Why does this happen? Researchers have taken images of the brain as it processes information related to personal identity. It appears that “emotional centers are either not well connected…or not providing good information. Mom looks and sounds exactly like Mom, but the sensation of her presence is lost.”
Misidentification syndromes don’t just happen in the physiological world. It’s also in the spiritual world. Those who belong to Jesus have an identity shaped by creation, the gospel, the church and the mission to which we have been called. But there are times when the souls of people who follow Jesus are injured by the harshness of life’s pain. Call it disappointment or grief or pain or betrayal or conflict or loss or simply an unplanned detour of life. It could relate to marriage or finances or children or a job or ministry or most anything else we think is important. But suddenly, everything is scattered and nothing seems to connect any more. It’s just…confusing.
And at times, in that moment, the Lord we have always loved and trusted as good, strong, kind, loving, purposeful and compassionate seems to turn a stranger. We become suspicious that God may not really love us, after all. The soul centers we have depended on no longer provide good information. God may look like God when we come to worship and even sound like God when we read the Bible, but the sensation of His presence is lost. We feel utterly alone.
This is not all that rare. But it is often denied by Christians who feel that faith means we always have to be happy, smiley, and victorious. That’s where the Biblical language of lament is so very helpful. Listen to the song Heman wrote in Psalm 88:
1 O Lord, God of my salvation,
I cry out to you by day.
I come to you at night.
2 Now hear my prayer;
listen to my cry.
3 For my life is full of troubles,
and death draws near.
4 I am as good as dead,
like a strong man with no strength left.
5 They have left me among the dead,
and I lie like a corpse in a grave.
I am forgotten,
cut off from your care.
6 You have thrown me into the lowest pit,
into the darkest depths.
7 Your anger weighs me down;
with wave after wave you have engulfed me.
8 You have driven my friends away
by making me repulsive to them.
I am in a trap with no way of escape.
9 My eyes are blinded by my tears.
Each day I beg for your help, O Lord;
I lift my hands to you for mercy.
10 Are your wonderful deeds of any use to the dead?
Do the dead rise up and praise you?
11 Can those in the grave declare your unfailing love?
Can they proclaim your faithfulness in the place of destruction?
12 Can the darkness speak of your wonderful deeds?
Can anyone in the land of forgetfulness talk about your righteousness?
13 O Lord, I cry out to you.
I will keep on pleading day by day.
14 O Lord, why do you reject me?
Why do you turn your face from me?
15 I have been sick and close to death since my youth.
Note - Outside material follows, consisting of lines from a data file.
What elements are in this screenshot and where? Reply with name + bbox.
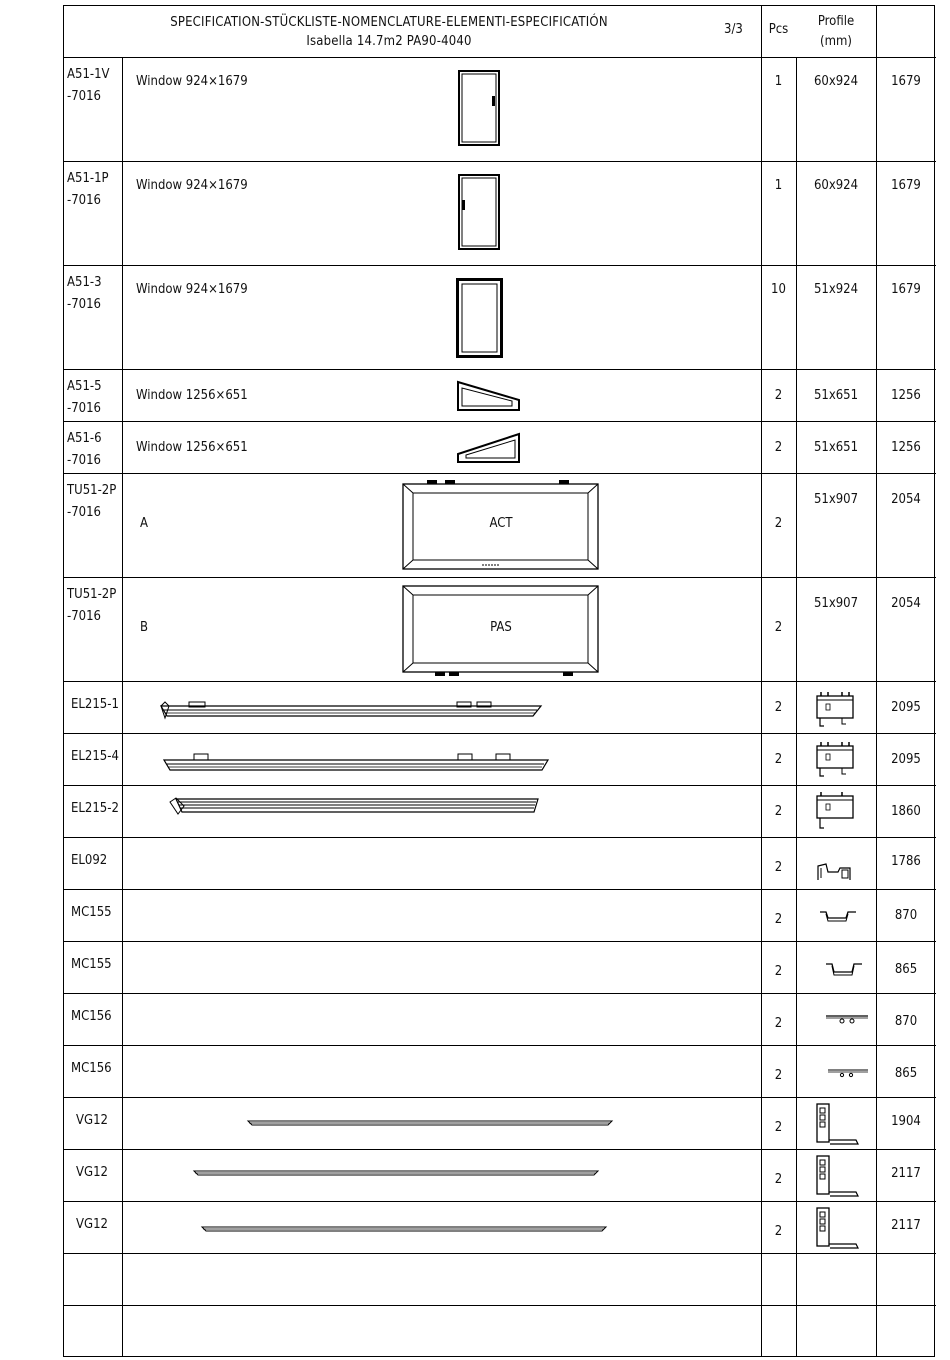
profile-section-icon bbox=[816, 860, 856, 884]
pcs-value: 2 bbox=[774, 804, 783, 819]
pcs-value: 1 bbox=[774, 74, 783, 89]
item-code: VG12 bbox=[76, 1113, 108, 1128]
length-value: 2117 bbox=[891, 1218, 921, 1233]
page-number: 3/3 bbox=[724, 22, 743, 37]
length-value: 1256 bbox=[891, 388, 921, 403]
item-code: EL215-2 bbox=[71, 801, 119, 816]
item-description: B bbox=[140, 620, 149, 635]
table-row bbox=[64, 994, 936, 1046]
length-value: 1256 bbox=[891, 440, 921, 455]
pcs-value: 2 bbox=[774, 912, 783, 927]
profile-section-icon bbox=[816, 690, 856, 728]
triangle-window-drawing bbox=[456, 380, 522, 412]
profile-header-line2: (mm) bbox=[820, 34, 852, 49]
length-value: 2054 bbox=[891, 596, 921, 611]
table-row bbox=[64, 734, 936, 786]
item-code: EL215-4 bbox=[71, 749, 119, 764]
item-code: TU51-2P -7016 bbox=[67, 483, 117, 520]
pcs-value: 2 bbox=[774, 620, 783, 635]
glazing-bead-drawing bbox=[200, 1224, 610, 1234]
profile-section-icon bbox=[816, 790, 856, 832]
profile-value: 51x907 bbox=[813, 492, 859, 507]
item-code: A51-1V -7016 bbox=[67, 67, 110, 104]
item-code: MC156 bbox=[71, 1009, 112, 1024]
profile-section-icon bbox=[816, 740, 856, 780]
sheet-subtitle: Isabella 14.7m2 PA90-4040 bbox=[306, 34, 472, 49]
length-value: 1904 bbox=[891, 1114, 921, 1129]
length-value: 865 bbox=[894, 1066, 918, 1081]
specification-sheet bbox=[63, 5, 935, 1357]
pcs-value: 2 bbox=[774, 964, 783, 979]
item-description: Window 924×1679 bbox=[136, 282, 248, 297]
table-row bbox=[64, 162, 936, 266]
length-value: 2095 bbox=[891, 752, 921, 767]
pcs-value: 2 bbox=[774, 516, 783, 531]
profile-value: 51x907 bbox=[813, 596, 859, 611]
table-row bbox=[64, 1150, 936, 1202]
empty-table-row bbox=[64, 1306, 936, 1356]
length-value: 870 bbox=[894, 908, 918, 923]
profile-section-icon bbox=[824, 960, 864, 978]
item-description: A bbox=[140, 516, 148, 531]
item-description: Window 924×1679 bbox=[136, 74, 248, 89]
profile-bar-drawing bbox=[162, 748, 557, 774]
length-value: 2117 bbox=[891, 1166, 921, 1181]
pcs-value: 1 bbox=[774, 178, 783, 193]
item-code: A51-1P -7016 bbox=[67, 171, 109, 208]
profile-section-icon bbox=[816, 1154, 862, 1200]
pcs-value: 2 bbox=[774, 1016, 783, 1031]
length-value: 1679 bbox=[891, 282, 921, 297]
window-drawing bbox=[458, 174, 502, 250]
item-code: MC156 bbox=[71, 1061, 112, 1076]
sheet-title: SPECIFICATION-STÜCKLISTE-NOMENCLATURE-ELEMENTI-ESPECIFICATIÓN bbox=[170, 15, 608, 30]
item-code: TU51-2P -7016 bbox=[67, 587, 117, 624]
item-code: VG12 bbox=[76, 1165, 108, 1180]
pcs-value: 2 bbox=[774, 440, 783, 455]
profile-bar-drawing bbox=[159, 696, 549, 722]
table-row bbox=[64, 422, 936, 474]
table-row bbox=[64, 838, 936, 890]
item-code: MC155 bbox=[71, 905, 112, 920]
window-drawing bbox=[456, 278, 504, 358]
profile-section-icon bbox=[816, 1206, 862, 1252]
table-row bbox=[64, 890, 936, 942]
table-row bbox=[64, 1098, 936, 1150]
table-row bbox=[64, 1046, 936, 1098]
table-row bbox=[64, 578, 936, 682]
length-value: 2095 bbox=[891, 700, 921, 715]
table-row bbox=[64, 786, 936, 838]
item-code: VG12 bbox=[76, 1217, 108, 1232]
table-row bbox=[64, 942, 936, 994]
table-row bbox=[64, 1202, 936, 1254]
table-row bbox=[64, 58, 936, 162]
length-value: 865 bbox=[894, 962, 918, 977]
item-code: EL092 bbox=[71, 853, 108, 868]
length-value: 1786 bbox=[891, 854, 921, 869]
item-description: Window 1256×651 bbox=[136, 388, 248, 403]
item-description: Window 924×1679 bbox=[136, 178, 248, 193]
pcs-value: 2 bbox=[774, 1224, 783, 1239]
length-value: 1679 bbox=[891, 74, 921, 89]
table-row bbox=[64, 682, 936, 734]
glazing-bead-drawing bbox=[246, 1118, 616, 1128]
glazing-bead-drawing bbox=[192, 1168, 602, 1178]
table-row bbox=[64, 370, 936, 422]
pcs-value: 10 bbox=[771, 282, 786, 297]
pcs-value: 2 bbox=[774, 388, 783, 403]
profile-bar-drawing bbox=[168, 796, 543, 820]
profile-column-header bbox=[796, 12, 876, 52]
item-code: EL215-1 bbox=[71, 697, 119, 712]
length-value: 1860 bbox=[891, 804, 921, 819]
item-code: A51-5 -7016 bbox=[67, 379, 102, 416]
pcs-value: 2 bbox=[774, 1172, 783, 1187]
profile-value: 51x651 bbox=[813, 388, 859, 403]
profile-section-icon bbox=[816, 1102, 862, 1148]
item-description: Window 1256×651 bbox=[136, 440, 248, 455]
empty-table-row bbox=[64, 1254, 936, 1306]
pcs-value: 2 bbox=[774, 1068, 783, 1083]
panel-label: PAS bbox=[490, 620, 512, 635]
length-value: 2054 bbox=[891, 492, 921, 507]
pcs-value: 2 bbox=[774, 752, 783, 767]
triangle-window-drawing bbox=[456, 432, 522, 464]
length-value: 1679 bbox=[891, 178, 921, 193]
profile-header-line1: Profile bbox=[817, 14, 855, 29]
table-row bbox=[64, 474, 936, 578]
window-drawing bbox=[458, 70, 502, 146]
item-code: A51-3 -7016 bbox=[67, 275, 102, 312]
item-code: A51-6 -7016 bbox=[67, 431, 102, 468]
profile-value: 51x924 bbox=[813, 282, 859, 297]
table-header bbox=[64, 6, 936, 58]
panel-label: ACT bbox=[489, 516, 513, 531]
profile-value: 51x651 bbox=[813, 440, 859, 455]
profile-section-icon bbox=[826, 1066, 870, 1080]
pcs-value: 2 bbox=[774, 1120, 783, 1135]
pcs-value: 2 bbox=[774, 860, 783, 875]
profile-section-icon bbox=[818, 908, 858, 924]
table-row bbox=[64, 266, 936, 370]
profile-value: 60x924 bbox=[813, 178, 859, 193]
length-value: 870 bbox=[894, 1014, 918, 1029]
pcs-value: 2 bbox=[774, 700, 783, 715]
profile-section-icon bbox=[824, 1012, 870, 1026]
pcs-column-header: Pcs bbox=[768, 22, 789, 37]
item-code: MC155 bbox=[71, 957, 112, 972]
profile-value: 60x924 bbox=[813, 74, 859, 89]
I stand helpless and desperate before your terrors.
16 Your fierce anger has overwhelmed me.
Your terrors have paralyzed me.
17 They swirl around me like floodwaters all day long.
They have engulfed me completely.
18 You have taken away my companions and loved ones.
Darkness is my closest friend.
You ever felt like that?
You ever dared to say it? Out loud? In front of other Christians?
This is not sub-Christian language or emotion. It is purely Biblical. And it may even be more full of faith than our constant happy-smiley silliness, because it dares to trust God with the worst of our feelings, confusion—and even our ambivalence– towards Him.
That cry of desolation begins with a simple “Oh, Lord”. Sometimes that’s all I can muster.
It is at that moment of utter, stripped-down honesty that I begin to recover my identity as a child of God and remember who my Father really is. And then I can breathe and live for another moment.